I completely understand the flat batching design used in Pointcept: points from multiple samples are concatenated into a single tensor of shape [total_N, C], and offset (or indptr) is used to devide sample boundaries.
However, my original concern wasn’t about the format of batching, but about the composition of each batch. While visualizing ScanNet inputs, I initially suspected a visualization error like. To verify, I directly printed the length of offset during training and observed unexpected behavior:
What I’m actually trying to ask is: The length of offset does not match my expectation of batch composition. Specifically: In single-GPU training, I expected offset.shape[0] == batch_size. But the observed lengths deviate from these values. This makes me question whether the data loading pipeline is correctly assigning one scene per sample (i.e., per offset segment).
To clarify my core concern: Does each segment defined by offset[i-1]:offset[i] strictly correspond to exactly one ScanNet scene?

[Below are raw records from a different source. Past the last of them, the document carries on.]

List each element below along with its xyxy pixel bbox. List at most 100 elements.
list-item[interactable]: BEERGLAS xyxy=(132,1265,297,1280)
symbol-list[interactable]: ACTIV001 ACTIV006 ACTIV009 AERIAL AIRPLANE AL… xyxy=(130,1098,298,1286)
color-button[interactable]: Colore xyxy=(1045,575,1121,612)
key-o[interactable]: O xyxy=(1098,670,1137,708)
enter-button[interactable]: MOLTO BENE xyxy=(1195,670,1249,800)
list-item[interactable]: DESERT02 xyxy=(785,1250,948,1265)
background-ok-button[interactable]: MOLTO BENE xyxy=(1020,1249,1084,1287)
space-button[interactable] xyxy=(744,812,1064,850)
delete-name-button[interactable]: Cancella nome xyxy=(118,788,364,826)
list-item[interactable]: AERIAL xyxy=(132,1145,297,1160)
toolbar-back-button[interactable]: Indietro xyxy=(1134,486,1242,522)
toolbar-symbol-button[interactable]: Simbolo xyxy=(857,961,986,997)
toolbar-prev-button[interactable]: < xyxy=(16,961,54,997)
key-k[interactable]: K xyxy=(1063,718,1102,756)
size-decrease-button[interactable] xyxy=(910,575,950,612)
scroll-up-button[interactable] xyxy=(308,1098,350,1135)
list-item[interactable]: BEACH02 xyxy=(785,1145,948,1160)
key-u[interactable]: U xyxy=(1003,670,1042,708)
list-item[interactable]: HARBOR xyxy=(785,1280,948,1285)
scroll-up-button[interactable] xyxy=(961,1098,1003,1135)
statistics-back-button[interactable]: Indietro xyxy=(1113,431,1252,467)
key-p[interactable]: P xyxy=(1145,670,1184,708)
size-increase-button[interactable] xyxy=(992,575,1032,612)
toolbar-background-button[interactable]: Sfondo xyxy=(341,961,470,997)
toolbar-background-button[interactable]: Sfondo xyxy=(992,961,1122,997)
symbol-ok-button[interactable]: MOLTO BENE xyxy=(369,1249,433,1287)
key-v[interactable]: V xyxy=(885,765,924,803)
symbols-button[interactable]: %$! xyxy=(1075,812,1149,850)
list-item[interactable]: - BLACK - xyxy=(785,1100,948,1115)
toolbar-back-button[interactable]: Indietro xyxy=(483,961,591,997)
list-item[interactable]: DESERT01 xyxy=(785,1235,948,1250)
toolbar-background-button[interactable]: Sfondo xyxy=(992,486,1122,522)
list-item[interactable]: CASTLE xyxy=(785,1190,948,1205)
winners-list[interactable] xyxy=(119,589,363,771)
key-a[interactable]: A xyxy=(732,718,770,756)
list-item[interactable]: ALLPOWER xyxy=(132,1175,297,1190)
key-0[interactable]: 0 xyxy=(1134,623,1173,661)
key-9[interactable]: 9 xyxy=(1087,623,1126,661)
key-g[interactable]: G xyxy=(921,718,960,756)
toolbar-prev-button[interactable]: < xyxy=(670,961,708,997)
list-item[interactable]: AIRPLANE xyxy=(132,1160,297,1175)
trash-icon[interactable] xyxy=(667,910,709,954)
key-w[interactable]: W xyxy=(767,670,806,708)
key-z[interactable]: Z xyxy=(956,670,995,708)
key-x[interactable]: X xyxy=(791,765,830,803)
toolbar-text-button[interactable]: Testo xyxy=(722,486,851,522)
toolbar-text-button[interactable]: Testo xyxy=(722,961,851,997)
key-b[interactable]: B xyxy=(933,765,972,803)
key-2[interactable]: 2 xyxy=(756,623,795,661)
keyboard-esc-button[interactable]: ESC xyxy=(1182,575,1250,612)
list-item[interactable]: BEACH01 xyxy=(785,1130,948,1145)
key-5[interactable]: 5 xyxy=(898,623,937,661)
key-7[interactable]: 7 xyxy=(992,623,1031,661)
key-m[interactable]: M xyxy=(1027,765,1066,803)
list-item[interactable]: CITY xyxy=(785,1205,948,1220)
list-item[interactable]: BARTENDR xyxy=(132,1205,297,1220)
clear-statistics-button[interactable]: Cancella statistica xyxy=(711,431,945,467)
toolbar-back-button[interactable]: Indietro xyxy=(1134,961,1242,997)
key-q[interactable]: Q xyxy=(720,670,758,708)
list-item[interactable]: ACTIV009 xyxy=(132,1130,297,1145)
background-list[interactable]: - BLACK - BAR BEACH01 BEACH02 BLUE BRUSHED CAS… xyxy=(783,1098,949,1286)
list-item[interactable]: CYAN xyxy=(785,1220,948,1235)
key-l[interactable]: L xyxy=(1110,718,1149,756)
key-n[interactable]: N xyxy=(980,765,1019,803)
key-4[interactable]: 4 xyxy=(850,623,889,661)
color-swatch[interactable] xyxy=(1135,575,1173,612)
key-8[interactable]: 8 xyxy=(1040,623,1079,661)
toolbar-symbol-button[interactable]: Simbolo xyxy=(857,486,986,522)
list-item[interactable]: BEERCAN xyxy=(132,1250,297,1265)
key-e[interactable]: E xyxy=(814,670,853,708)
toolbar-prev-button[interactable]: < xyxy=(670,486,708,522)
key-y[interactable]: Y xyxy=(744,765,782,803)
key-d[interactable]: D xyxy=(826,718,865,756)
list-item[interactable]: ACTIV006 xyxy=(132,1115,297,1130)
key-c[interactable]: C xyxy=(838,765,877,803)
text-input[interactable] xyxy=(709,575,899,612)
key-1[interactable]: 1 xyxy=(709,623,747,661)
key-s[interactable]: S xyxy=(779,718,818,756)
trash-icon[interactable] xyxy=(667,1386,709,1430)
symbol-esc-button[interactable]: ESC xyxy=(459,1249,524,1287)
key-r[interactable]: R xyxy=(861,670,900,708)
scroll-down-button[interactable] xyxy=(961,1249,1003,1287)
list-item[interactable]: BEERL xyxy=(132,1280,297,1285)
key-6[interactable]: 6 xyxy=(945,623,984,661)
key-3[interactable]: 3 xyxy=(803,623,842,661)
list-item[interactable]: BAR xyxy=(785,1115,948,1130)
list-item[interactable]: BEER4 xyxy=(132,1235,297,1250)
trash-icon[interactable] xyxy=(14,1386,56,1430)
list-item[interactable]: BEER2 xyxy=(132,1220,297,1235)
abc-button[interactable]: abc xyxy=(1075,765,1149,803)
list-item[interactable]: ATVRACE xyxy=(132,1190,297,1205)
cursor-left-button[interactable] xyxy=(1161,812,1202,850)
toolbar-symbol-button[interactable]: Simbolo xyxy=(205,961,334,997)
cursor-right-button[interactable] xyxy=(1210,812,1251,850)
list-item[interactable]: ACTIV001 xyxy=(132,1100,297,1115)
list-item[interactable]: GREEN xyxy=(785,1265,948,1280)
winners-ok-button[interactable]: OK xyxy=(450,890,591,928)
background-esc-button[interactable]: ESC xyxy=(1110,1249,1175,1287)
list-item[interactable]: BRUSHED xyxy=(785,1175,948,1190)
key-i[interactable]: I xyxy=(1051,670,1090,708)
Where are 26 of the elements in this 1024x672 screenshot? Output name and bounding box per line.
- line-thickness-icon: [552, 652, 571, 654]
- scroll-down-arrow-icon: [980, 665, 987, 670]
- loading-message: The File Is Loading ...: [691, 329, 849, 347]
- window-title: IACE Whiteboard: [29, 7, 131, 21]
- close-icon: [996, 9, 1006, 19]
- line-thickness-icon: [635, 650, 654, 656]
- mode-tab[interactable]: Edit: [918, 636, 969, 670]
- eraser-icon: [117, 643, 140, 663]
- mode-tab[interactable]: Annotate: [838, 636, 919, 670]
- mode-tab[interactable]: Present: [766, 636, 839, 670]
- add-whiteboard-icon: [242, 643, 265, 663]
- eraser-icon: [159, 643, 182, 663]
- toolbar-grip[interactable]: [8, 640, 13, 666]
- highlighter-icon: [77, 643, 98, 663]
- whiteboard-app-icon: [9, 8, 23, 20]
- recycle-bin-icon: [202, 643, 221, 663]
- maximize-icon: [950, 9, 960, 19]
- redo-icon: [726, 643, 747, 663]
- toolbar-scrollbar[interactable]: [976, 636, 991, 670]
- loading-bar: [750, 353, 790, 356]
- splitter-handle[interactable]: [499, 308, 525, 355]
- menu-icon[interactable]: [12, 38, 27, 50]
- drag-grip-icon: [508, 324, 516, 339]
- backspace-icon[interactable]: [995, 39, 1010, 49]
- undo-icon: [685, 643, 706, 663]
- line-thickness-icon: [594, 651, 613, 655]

Thank you for your expertise — this would resolve my uncertainty about data integrity.
Hey, we also have a mechanism triggered by mix_prob (usually 0.8), which will mix up point clouds one by one within a batch; maybe this made you confused.
https://github.com/Pointcept/Pointcept/blob/main/pointcept/datasets/utils.py#L75
@Gofinge Thank you for the explanation! Now I understand. Thanks again for providing such a complete and practical project!